In One Way Street, the section "This Space to Rent" compares the techniques of advertising in the street with the language of criticism. The significance of the neon sign, and its superiority in signaling that we have entered into a new realm of life has little to do with the words it flashes above us, according to the experience Benjamin shares with us, but rather with the harsh transformation of the ground on which we walk. There we have to negotiate "the fiery pool reflecting it in the asphalt" in a spectacle that "hurtles things at us with the tempo of a good film" (Reflections 86). The film-like suddenness of the spectacle occurs without definite precedent, and without any of the reassuring quality of an established authority in a critical or philosophical language by which we might maintain the steadiness of distance. Catching this agitated glow at our feet we no longer proceed with the steady rhythm of self-possession. The reflections of light and color on the surfaces around us light up their response in our bodily senses, leave us bereft of that mastery of our time implicit in any act of reflective reading or of informed contemplation.
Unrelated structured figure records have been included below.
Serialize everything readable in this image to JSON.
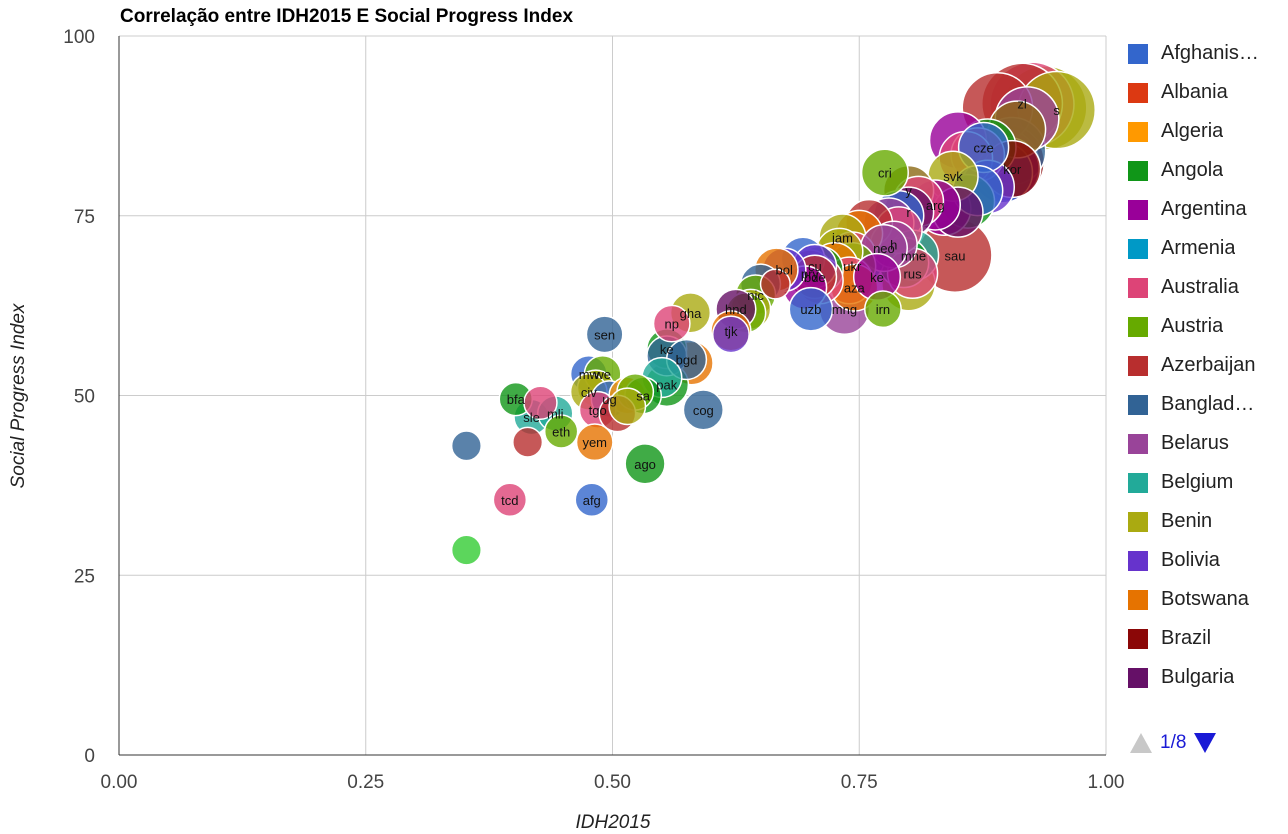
{
  "title": "Correlação entre IDH2015 E Social Progress Index",
  "legend": {
    "items": [
      {
        "label": "Afghanis…",
        "color": "#3366cc"
      },
      {
        "label": "Albania",
        "color": "#dc3912"
      },
      {
        "label": "Algeria",
        "color": "#ff9900"
      },
      {
        "label": "Angola",
        "color": "#109618"
      },
      {
        "label": "Argentina",
        "color": "#990099"
      },
      {
        "label": "Armenia",
        "color": "#0099c6"
      },
      {
        "label": "Australia",
        "color": "#dd4477"
      },
      {
        "label": "Austria",
        "color": "#66aa00"
      },
      {
        "label": "Azerbaijan",
        "color": "#b82e2e"
      },
      {
        "label": "Banglad…",
        "color": "#316395"
      },
      {
        "label": "Belarus",
        "color": "#994499"
      },
      {
        "label": "Belgium",
        "color": "#22aa99"
      },
      {
        "label": "Benin",
        "color": "#aaaa11"
      },
      {
        "label": "Bolivia",
        "color": "#6633cc"
      },
      {
        "label": "Botswana",
        "color": "#e67300"
      },
      {
        "label": "Brazil",
        "color": "#8b0707"
      },
      {
        "label": "Bulgaria",
        "color": "#651067"
      }
    ],
    "pager": {
      "text": "1/8"
    }
  },
  "chart_data": {
    "type": "scatter",
    "title": "Correlação entre IDH2015 E Social Progress Index",
    "xlabel": "IDH2015",
    "ylabel": "Social Progress Index",
    "xlim": [
      0.0,
      1.0
    ],
    "ylim": [
      0,
      100
    ],
    "x_ticks": [
      "0.00",
      "0.25",
      "0.50",
      "0.75",
      "1.00"
    ],
    "y_ticks": [
      "0",
      "25",
      "50",
      "75",
      "100"
    ],
    "grid": true,
    "legend_position": "right",
    "bubble": true,
    "points": [
      {
        "x": 0.938,
        "y": 90.0,
        "label": "",
        "color": "#aaaa11",
        "size": 1.0
      },
      {
        "x": 0.925,
        "y": 90.5,
        "label": "",
        "color": "#dd4477",
        "size": 1.0
      },
      {
        "x": 0.915,
        "y": 90.6,
        "label": "zl",
        "color": "#b82e2e",
        "size": 0.95
      },
      {
        "x": 0.95,
        "y": 89.7,
        "label": "s",
        "color": "#aaaa11",
        "size": 0.9
      },
      {
        "x": 0.89,
        "y": 90.0,
        "label": "",
        "color": "#b82e2e",
        "size": 0.8
      },
      {
        "x": 0.92,
        "y": 88.5,
        "label": "",
        "color": "#994499",
        "size": 0.7
      },
      {
        "x": 0.91,
        "y": 87.0,
        "label": "",
        "color": "#8b6914",
        "size": 0.6
      },
      {
        "x": 0.9,
        "y": 82.5,
        "label": "",
        "color": "#8b0707",
        "size": 0.85
      },
      {
        "x": 0.895,
        "y": 82.0,
        "label": "",
        "color": "#dd4477",
        "size": 0.85
      },
      {
        "x": 0.905,
        "y": 84.0,
        "label": "",
        "color": "#316395",
        "size": 0.75
      },
      {
        "x": 0.9,
        "y": 81.5,
        "label": "",
        "color": "#6633cc",
        "size": 0.7
      },
      {
        "x": 0.88,
        "y": 84.5,
        "label": "",
        "color": "#109618",
        "size": 0.6
      },
      {
        "x": 0.895,
        "y": 81.0,
        "label": "",
        "color": "#3366cc",
        "size": 0.65
      },
      {
        "x": 0.85,
        "y": 85.5,
        "label": "",
        "color": "#990099",
        "size": 0.6
      },
      {
        "x": 0.876,
        "y": 84.5,
        "label": "cze",
        "color": "#3366cc",
        "size": 0.5
      },
      {
        "x": 0.905,
        "y": 81.5,
        "label": "kor",
        "color": "#8b0707",
        "size": 0.6
      },
      {
        "x": 0.87,
        "y": 83.5,
        "label": "",
        "color": "#dd4477",
        "size": 0.55
      },
      {
        "x": 0.858,
        "y": 83.0,
        "label": "",
        "color": "#dd4477",
        "size": 0.55
      },
      {
        "x": 0.88,
        "y": 79.0,
        "label": "",
        "color": "#6633cc",
        "size": 0.55
      },
      {
        "x": 0.87,
        "y": 78.5,
        "label": "",
        "color": "#3366cc",
        "size": 0.5
      },
      {
        "x": 0.86,
        "y": 77.0,
        "label": "",
        "color": "#109618",
        "size": 0.55
      },
      {
        "x": 0.845,
        "y": 80.5,
        "label": "svk",
        "color": "#aaaa11",
        "size": 0.5
      },
      {
        "x": 0.85,
        "y": 75.5,
        "label": "",
        "color": "#651067",
        "size": 0.5
      },
      {
        "x": 0.836,
        "y": 76.0,
        "label": "",
        "color": "#990099",
        "size": 0.55
      },
      {
        "x": 0.827,
        "y": 76.5,
        "label": "arg",
        "color": "#990099",
        "size": 0.5
      },
      {
        "x": 0.8,
        "y": 78.5,
        "label": "y",
        "color": "#8b6914",
        "size": 0.5
      },
      {
        "x": 0.776,
        "y": 81.0,
        "label": "cri",
        "color": "#66aa00",
        "size": 0.45
      },
      {
        "x": 0.81,
        "y": 77.0,
        "label": "",
        "color": "#dd4477",
        "size": 0.5
      },
      {
        "x": 0.8,
        "y": 75.5,
        "label": "r",
        "color": "#651067",
        "size": 0.5
      },
      {
        "x": 0.79,
        "y": 75.0,
        "label": "",
        "color": "#3366cc",
        "size": 0.5
      },
      {
        "x": 0.78,
        "y": 74.0,
        "label": "",
        "color": "#994499",
        "size": 0.5
      },
      {
        "x": 0.79,
        "y": 73.0,
        "label": "",
        "color": "#dd4477",
        "size": 0.45
      },
      {
        "x": 0.76,
        "y": 74.0,
        "label": "",
        "color": "#b82e2e",
        "size": 0.45
      },
      {
        "x": 0.785,
        "y": 71.0,
        "label": "h",
        "color": "#994499",
        "size": 0.45
      },
      {
        "x": 0.75,
        "y": 72.5,
        "label": "",
        "color": "#e67300",
        "size": 0.45
      },
      {
        "x": 0.733,
        "y": 72.0,
        "label": "jam",
        "color": "#aaaa11",
        "size": 0.45
      },
      {
        "x": 0.743,
        "y": 69.5,
        "label": "",
        "color": "#dd4477",
        "size": 0.45
      },
      {
        "x": 0.775,
        "y": 70.5,
        "label": "neo",
        "color": "#994499",
        "size": 0.45
      },
      {
        "x": 0.805,
        "y": 69.5,
        "label": "mne",
        "color": "#22aa99",
        "size": 0.5
      },
      {
        "x": 0.795,
        "y": 68.5,
        "label": "",
        "color": "#109618",
        "size": 0.5
      },
      {
        "x": 0.847,
        "y": 69.5,
        "label": "sau",
        "color": "#b82e2e",
        "size": 0.85
      },
      {
        "x": 0.8,
        "y": 65.5,
        "label": "",
        "color": "#aaaa11",
        "size": 0.55
      },
      {
        "x": 0.804,
        "y": 67.0,
        "label": "rus",
        "color": "#dd4477",
        "size": 0.5
      },
      {
        "x": 0.75,
        "y": 69.0,
        "label": "",
        "color": "#22aa99",
        "size": 0.5
      },
      {
        "x": 0.743,
        "y": 68.0,
        "label": "ukr",
        "color": "#66aa00",
        "size": 0.45
      },
      {
        "x": 0.73,
        "y": 70.0,
        "label": "",
        "color": "#aaaa11",
        "size": 0.45
      },
      {
        "x": 0.725,
        "y": 68.0,
        "label": "",
        "color": "#e67300",
        "size": 0.45
      },
      {
        "x": 0.74,
        "y": 66.0,
        "label": "",
        "color": "#dd4477",
        "size": 0.45
      },
      {
        "x": 0.745,
        "y": 65.0,
        "label": "aza",
        "color": "#e67300",
        "size": 0.45
      },
      {
        "x": 0.768,
        "y": 66.5,
        "label": "ke",
        "color": "#990099",
        "size": 0.45
      },
      {
        "x": 0.71,
        "y": 67.5,
        "label": "",
        "color": "#109618",
        "size": 0.45
      },
      {
        "x": 0.7,
        "y": 67.0,
        "label": "pry",
        "color": "#8b0707",
        "size": 0.45
      },
      {
        "x": 0.71,
        "y": 66.0,
        "label": "",
        "color": "#dd4477",
        "size": 0.45
      },
      {
        "x": 0.693,
        "y": 69.0,
        "label": "",
        "color": "#3366cc",
        "size": 0.4
      },
      {
        "x": 0.705,
        "y": 68.0,
        "label": "cu",
        "color": "#6633cc",
        "size": 0.4
      },
      {
        "x": 0.705,
        "y": 66.5,
        "label": "bde",
        "color": "#b82e2e",
        "size": 0.4
      },
      {
        "x": 0.695,
        "y": 65.0,
        "label": "",
        "color": "#990099",
        "size": 0.4
      },
      {
        "x": 0.674,
        "y": 67.5,
        "label": "bol",
        "color": "#6633cc",
        "size": 0.4
      },
      {
        "x": 0.666,
        "y": 67.5,
        "label": "",
        "color": "#e67300",
        "size": 0.4
      },
      {
        "x": 0.665,
        "y": 65.5,
        "label": "",
        "color": "#b82e2e",
        "size": 0.2
      },
      {
        "x": 0.65,
        "y": 65.5,
        "label": "",
        "color": "#316395",
        "size": 0.35
      },
      {
        "x": 0.701,
        "y": 62.0,
        "label": "uzb",
        "color": "#3366cc",
        "size": 0.4
      },
      {
        "x": 0.735,
        "y": 62.0,
        "label": "mng",
        "color": "#994499",
        "size": 0.5
      },
      {
        "x": 0.774,
        "y": 62.0,
        "label": "irn",
        "color": "#66aa00",
        "size": 0.3
      },
      {
        "x": 0.645,
        "y": 64.0,
        "label": "nic",
        "color": "#66aa00",
        "size": 0.35
      },
      {
        "x": 0.64,
        "y": 62.0,
        "label": "",
        "color": "#aaaa11",
        "size": 0.35
      },
      {
        "x": 0.635,
        "y": 61.5,
        "label": "",
        "color": "#66aa00",
        "size": 0.35
      },
      {
        "x": 0.625,
        "y": 62.0,
        "label": "hnd",
        "color": "#651067",
        "size": 0.35
      },
      {
        "x": 0.62,
        "y": 59.0,
        "label": "tjk",
        "color": "#e67300",
        "size": 0.35
      },
      {
        "x": 0.62,
        "y": 58.5,
        "label": "",
        "color": "#6633cc",
        "size": 0.3
      },
      {
        "x": 0.579,
        "y": 61.5,
        "label": "gha",
        "color": "#aaaa11",
        "size": 0.35
      },
      {
        "x": 0.56,
        "y": 60.0,
        "label": "np",
        "color": "#dd4477",
        "size": 0.3
      },
      {
        "x": 0.555,
        "y": 56.5,
        "label": "ke",
        "color": "#109618",
        "size": 0.35
      },
      {
        "x": 0.555,
        "y": 55.5,
        "label": "",
        "color": "#316395",
        "size": 0.35
      },
      {
        "x": 0.575,
        "y": 55.0,
        "label": "bgd",
        "color": "#316395",
        "size": 0.35
      },
      {
        "x": 0.58,
        "y": 54.5,
        "label": "",
        "color": "#e67300",
        "size": 0.4
      },
      {
        "x": 0.55,
        "y": 52.5,
        "label": "",
        "color": "#22aa99",
        "size": 0.35
      },
      {
        "x": 0.555,
        "y": 51.5,
        "label": "pak",
        "color": "#109618",
        "size": 0.4
      },
      {
        "x": 0.492,
        "y": 58.5,
        "label": "sen",
        "color": "#316395",
        "size": 0.3
      },
      {
        "x": 0.476,
        "y": 53.0,
        "label": "mw",
        "color": "#3366cc",
        "size": 0.3
      },
      {
        "x": 0.49,
        "y": 53.0,
        "label": "we",
        "color": "#66aa00",
        "size": 0.3
      },
      {
        "x": 0.483,
        "y": 51.0,
        "label": "",
        "color": "#aaaa11",
        "size": 0.3
      },
      {
        "x": 0.476,
        "y": 50.5,
        "label": "civ",
        "color": "#aaaa11",
        "size": 0.3
      },
      {
        "x": 0.497,
        "y": 49.5,
        "label": "ug",
        "color": "#3366cc",
        "size": 0.3
      },
      {
        "x": 0.515,
        "y": 50.0,
        "label": "",
        "color": "#ff9900",
        "size": 0.3
      },
      {
        "x": 0.531,
        "y": 50.0,
        "label": "sa",
        "color": "#109618",
        "size": 0.3
      },
      {
        "x": 0.523,
        "y": 50.5,
        "label": "",
        "color": "#66aa00",
        "size": 0.3
      },
      {
        "x": 0.485,
        "y": 48.0,
        "label": "tgo",
        "color": "#dd4477",
        "size": 0.3
      },
      {
        "x": 0.505,
        "y": 47.5,
        "label": "",
        "color": "#b82e2e",
        "size": 0.3
      },
      {
        "x": 0.515,
        "y": 48.5,
        "label": "",
        "color": "#aaaa11",
        "size": 0.3
      },
      {
        "x": 0.402,
        "y": 49.5,
        "label": "bfa",
        "color": "#109618",
        "size": 0.25
      },
      {
        "x": 0.427,
        "y": 49.0,
        "label": "",
        "color": "#dd4477",
        "size": 0.25
      },
      {
        "x": 0.418,
        "y": 47.0,
        "label": "sle",
        "color": "#22aa99",
        "size": 0.28
      },
      {
        "x": 0.442,
        "y": 47.5,
        "label": "mli",
        "color": "#22aa99",
        "size": 0.28
      },
      {
        "x": 0.448,
        "y": 45.0,
        "label": "eth",
        "color": "#66aa00",
        "size": 0.25
      },
      {
        "x": 0.592,
        "y": 48.0,
        "label": "cog",
        "color": "#316395",
        "size": 0.35
      },
      {
        "x": 0.352,
        "y": 43.0,
        "label": "",
        "color": "#316395",
        "size": 0.2
      },
      {
        "x": 0.414,
        "y": 43.5,
        "label": "",
        "color": "#b82e2e",
        "size": 0.2
      },
      {
        "x": 0.482,
        "y": 43.5,
        "label": "yem",
        "color": "#e67300",
        "size": 0.3
      },
      {
        "x": 0.533,
        "y": 40.5,
        "label": "ago",
        "color": "#109618",
        "size": 0.35
      },
      {
        "x": 0.396,
        "y": 35.5,
        "label": "tcd",
        "color": "#dd4477",
        "size": 0.25
      },
      {
        "x": 0.479,
        "y": 35.5,
        "label": "afg",
        "color": "#3366cc",
        "size": 0.25
      },
      {
        "x": 0.352,
        "y": 28.5,
        "label": "",
        "color": "#33cc33",
        "size": 0.2
      }
    ]
  }
}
This sense of suddenness, of having something thrown one's way which we must react to and catch at once, gives our reading of Benjamin, and even our re-reading him, its characteristic exhilarating immediacy. In the middle of a discussion on the explosive forces of "atmosphere" available in transient objects, the essay "Surrealism" suddenly turns to its reader and asks him or her: "What form do you suppose a life would take that was determined at a decisive moment precisely by the street song last on everyone's lips?" (Reflections 182). The German, "Was glauben Sie wohl ... " perhaps gives the question an even more challenging tone. But in any case, it permits no answer in terms of theory, or history, or philosophy. Either we simply cannot imagine such a world, or we are forced to enter into a sphere that plainly goes beyond the style of thinking—informed, critical, and reflective—by which we had most probably identified ourselves as appropriate readers working through Benjamin's essay up to that point.